Летописцы обрыдаются над нашими судьбами.
***
Разумеется, Рэйнеру я рассказала далеко не все, так что его ставка на усталость и растерянность не сработала. К примеру, выдавать лабораторию — единственное место, недоступное для призраков — я не собиралась под страхом смерти. Как и делиться причинами, по которым муженьку вздумалось притащить меня в это змеиное гнездо на растерзание безумным предкам и их рабам.
Я изложила лишь основные сведения, как мэйн и просил: кто, когда, зачем, как. И все равно под конец язык распух, а во рту пересохло, так что я начала задумчиво поглядывать на так и позабытую на столе чашку чая. Ну а что, Рэйнер вроде жив…
Говорить я старалась без особых эмоций, но даже сухие факты произвели на него неизгладимое впечатление. Бедолага несколько раз нервно менял позу и с каждым словом хмурился все сильнее, пока брови окончательно не срослись в одну. Конечно, это вам не императорский полк, где правят бал офицерская честь и совесть, а дом некроманта, презирающего весь род людской.
Остывший чай я все-таки выпила. Медленно, после каждого глотка прислушиваясь к организму. И пока пила — Рэйнер не проронил ни слова. И через пять минут. И еще через пять тоже…
— Эм… — Я прокашлялась, совершенно не представляя, как вывести его из ступора, но мэйн и сам очнулся.
— Идите спать, вы устали, — произнес глухо и отстраненно.
Дважды меня просить не пришлось. Не то чтобы мне было не любопытно понаблюдать за сменой чувств на его лице или расспросить о сделанных выводах, но не только у Рэйнера выдался тяжелый день. Мне пережитых эмоций и вовсе на неделю вперед хватит.
Я поднялась, куда как менее резво, чем хотелось бы, и даже успела сделать несколько шагов к лестнице, когда в спину ударило:
— Можете занять свою прежнюю спальню, я выбрал себе другую.
Щеки обдало жаром, и я порадовалась, что мэйн не видит моего лица. Вот было бы весело, завались я на хозяйскую кровать…
Глаза слипались, и путь наверх я практически не запомнила. Помню только, что пришлось возвращаться за оставленным внизу чемоданом, но Рэйнер моей беготни, похоже, даже не заметил — так погрузился в раздумья. Потом было бесконечно долгое разоблачение — расстегнуть платье без Тильды оказалось крайне сложно, а она так и не сменила гнев на милость — натягивание сорочки и, наконец, мягкая постель.

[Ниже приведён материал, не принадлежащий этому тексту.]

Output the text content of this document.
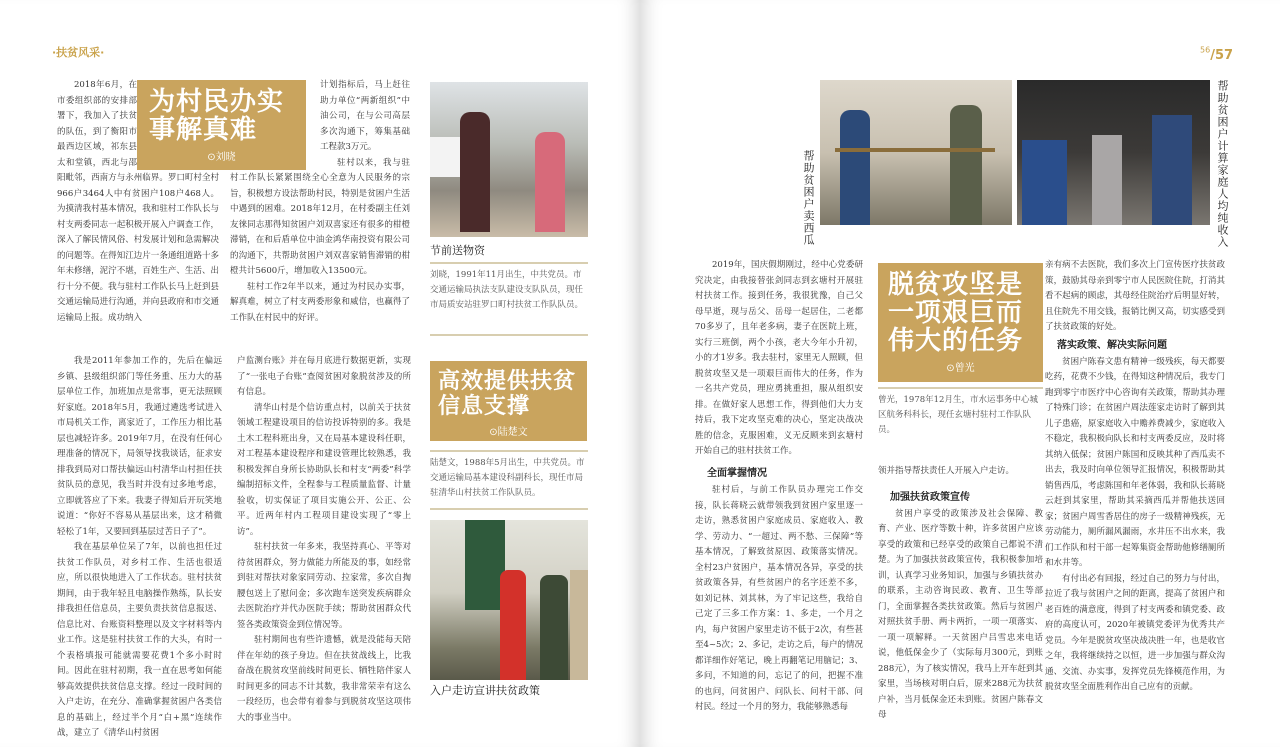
·扶贫风采·
为村民办实事解真难
⊙刘晓

2018年6月，在市委组织部的安排部署下，我加入了扶贫的队伍，到了衡阳市最西边区域，祁东县太和堂镇，西北与邵阳毗邻，西南方与永州临界。罗口町村全村966户3464人中有贫困户108户468人。为摸清我村基本情况，我和驻村工作队长与村支两委同志一起积极开展入户调查工作，深入了解民情风俗、村发展计划和急需解决的问题等。在得知江边片一条通组道路十多年未修缮，泥泞不堪，百姓生产、生活、出行十分不便。我与驻村工作队长马上赶到县交通运输局进行沟通，并向县政府和市交通运输局上报。成功纳入

计划指标后，马上赶往助力单位“两新组织”中油公司，在与公司高层多次沟通下，筹集基础工程款3万元。

驻村以来，我与驻村工作队长紧紧围绕全心全意为人民服务的宗旨，积极想方设法帮助村民，特别是贫困户生活中遇到的困难。2018年12月，在村委副主任刘友徕同志那得知贫困户刘双喜家还有很多的柑橙滞销，在和后盾单位中油金鸿华南投资有限公司的沟通下，共帮助贫困户刘双喜家销售滞销的柑橙共计5600斤，增加收入13500元。

驻村工作2年半以来，通过为村民办实事，解真难，树立了村支两委形象和威信，也赢得了工作队在村民中的好评。

节前送物资
刘晓，1991年11月出生，中共党员。市交通运输局执法支队建设支队队员，现任市局质安站驻罗口町村扶贫工作队队员。

我是2011年参加工作的，先后在偏远乡镇、县级组织部门等任务重、压力大的基层单位工作，加班加点是常事，更无法照顾好家庭。2018年5月，我通过遴选考试进入市局机关工作，离家近了，工作压力相比基层也减轻许多。2019年7月，在没有任何心理准备的情况下，局领导找我谈话，征求安排我到局对口帮扶偏远山村清华山村担任扶贫队员的意见，我当时并没有过多地考虑，立即就答应了下来。我妻子得知后开玩笑地说道：“你好不容易从基层出来，这才稍微轻松了1年，又要回到基层过苦日子了”。

我在基层单位呆了7年，以前也担任过扶贫工作队员，对乡村工作、生活也很适应，所以很快地进入了工作状态。驻村扶贫期间，由于我年轻且电脑操作熟练，队长安排我担任信息员，主要负责扶贫信息报送、信息比对、台账资料整理以及文字材料等内业工作。这是驻村扶贫工作的大头，有时一个表格填报可能就需要花费1个多小时时间。因此在驻村初期，我一直在思考如何能够高效提供扶贫信息支撑。经过一段时间的入户走访，在充分、准确掌握贫困户各类信息的基础上，经过半个月“白+黑”连续作战，建立了《清华山村贫困

户监测台账》并在每月底进行数据更新，实现了“一张电子台账”查阅贫困对象脱贫涉及的所有信息。

清华山村是个信访重点村，以前关于扶贫领域工程建设项目的信访投诉特别的多。我是土木工程科班出身，又在局基本建设科任职，对工程基本建设程序和建设管理比较熟悉，我积极发挥自身所长协助队长和村支“两委”科学编制招标文件，全程参与工程质量监督、计量验收，切实保证了项目实施公开、公正、公平。近两年村内工程项目建设实现了“零上访”。

驻村扶贫一年多来，我坚持真心、平等对待贫困群众，努力做能力所能及的事，如经常到驻对帮扶对象家同劳动、拉家常，多次自掏腰包送上了慰问金；多次跑车送突发疾病群众去医院治疗并代办医院手续；帮助贫困群众代签各类政策资金到位情况等。

驻村期间也有些许遗憾，就是没能每天陪伴在年幼的孩子身边。但在扶贫战线上，比我奋战在脱贫攻坚前线时间更长、牺牲陪伴家人时间更多的同志不计其数，我非常荣幸有这么一段经历，也会带有着参与到脱贫攻坚这项伟大的事业当中。

高效提供扶贫信息支撑
⊙陆楚文
陆楚文，1988年5月出生，中共党员。市交通运输局基本建设科副科长，现任市局驻清华山村扶贫工作队队员。
入户走访宣讲扶贫政策
$^{56}$/57
帮助贫困户卖西瓜	帮助贫困户计算家庭人均纯收入

2019年，国庆假期刚过，经中心党委研究决定，由我接替张剑同志到玄塘村开展驻村扶贫工作。接到任务，我很犹豫，自己父母早逝，现与岳父、岳母一起居住，二老都70多岁了，且年老多病，妻子在医院上班，实行三班倒，两个小孩，老大今年小升初，小的才1岁多。我去驻村，家里无人照顾，但脱贫攻坚又是一项艰巨而伟大的任务，作为一名共产党员，理应勇挑重担，服从组织安排。在做好家人思想工作，得到他们大力支持后，我下定攻坚克难的决心，坚定决战决胜的信念，克服困难，义无反顾来到玄塘村开始自己的驻村扶贫工作。

脱贫攻坚是一项艰巨而伟大的任务
⊙曾光
曾光，1978年12月生，市水运事务中心城区航务科科长，现任玄塘村驻村工作队队员。
全面掌握情况

驻村后，与前工作队员办理完工作交接，队长蒋晓云就带领我到贫困户家里逐一走访，熟悉贫困户家庭成员、家庭收入、教学、劳动力、“一超过、两不愁、三保障”等基本情况，了解致贫原因、政策落实情况。全村23户贫困户，基本情况各异，享受的扶贫政策各异，有些贫困户的名字还差不多，如刘记林、刘其林，为了牢记这些，我给自己定了三多工作方案：1、多走，一个月之内，每户贫困户家里走访不低于2次，有些甚至4~5次；2、多记，走访之后，每户的情况都详细作好笔记，晚上再翻笔记用脑记；3、多问，不知道的问，忘记了的问，把握不准的也问，问贫困户、问队长、问村干部、问村民。经过一个月的努力，我能够熟悉每

领并指导帮扶责任人开展入户走访。

加强扶贫政策宣传

贫困户享受的政策涉及社会保障、教育、产业、医疗等数十种，许多贫困户应该享受的政策和已经享受的政策自己都说不清楚。为了加强扶贫政策宣传，我积极参加培训，认真学习业务知识，加强与乡镇扶贫办的联系，主动咨询民政、教育、卫生等部门，全面掌握各类扶贫政策。然后与贫困户对照扶贫手册、两卡两折，一项一项落实、一项一项解释。一天贫困户吕雪忠来电话说，他低保金少了（实际每月300元，到账288元），为了核实情况，我马上开车赶到其家里，当场核对明白后，原来288元为扶贫户补，当月低保金还未到账。贫困户陈春文母

亲有病不去医院，我们多次上门宣传医疗扶贫政策，鼓励其母亲到零宁市人民医院住院，打消其看不起病的顾虑，其母经住院治疗后明显好转，且住院先不用交钱，报销比例又高，切实感受到了扶贫政策的好处。

落实政策、解决实际问题

贫困户陈春文患有精神一级残疾，每天都要吃药，花费不少钱，在得知这种情况后，我专门跑到零宁市医疗中心咨询有关政策，帮助其办理了特殊门诊；在贫困户周法莲家走访时了解到其儿子患癌，原家庭收入中赡养费减少，家庭收入不稳定，我积极向队长和村支两委反应，及时将其纳入低保；贫困户陈国和反映其种了西瓜卖不出去，我及时向单位领导汇报情况，积极帮助其销售西瓜，考虑陈国和年老体弱，我和队长蒋晓云赶到其家里，帮助其采摘西瓜并帮他扶送回家；贫困户周雪香居住的房子一级精神残疾，无劳动能力，厕所漏风漏雨，水井压不出水来，我们工作队和村干部一起筹集资金帮助他修缮厕所和水井等。

有付出必有回报，经过自己的努力与付出，拉近了我与贫困户之间的距离，提高了贫困户和老百姓的满意度，得到了村支两委和镇党委、政府的高度认可，2020年被镇党委评为优秀共产党员。今年是脱贫攻坚决战决胜一年，也是收官之年，我将继续持之以恒，进一步加强与群众沟通、交流、办实事，发挥党员先锋模范作用，为脱贫攻坚全面胜利作出自己应有的贡献。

И мне даже поспать удалось. Секунды три перед тем, как стены задрожали от ритмичных ударов и раскатистого:
— О-м-м-матанда-а-а-ариос-схи-и-и-индроту-у-ур-р-р-р-р.
Застонав, я накрылась подушкой, но учгунжские напевы звучали будто прямо в моей голове. А потом и кровать всколыхнулась, словно на нее запрыгнул крупный кот, и с меня нагло стянули одеяло.
— Не смотри, не смотри, — шептала я, плотнее прижимая к лицу подушку.
— Юта.
— Не смотри, и они уйдут.
— Мы скучали.
— О-м-матур-р-р-ринда-а-а-атума-а-а-а-а…
— Юта.
— Поиграй с нами.
Мой хлипкий щит все же отобрали, пусть и не с первой попытки. Призрачным детским ручкам удержать материальный объект вдвойне труднее, но эти уж если вцепятся — сопротивляться бесполезно, силы там немерено. Я упрямо зажмурилась.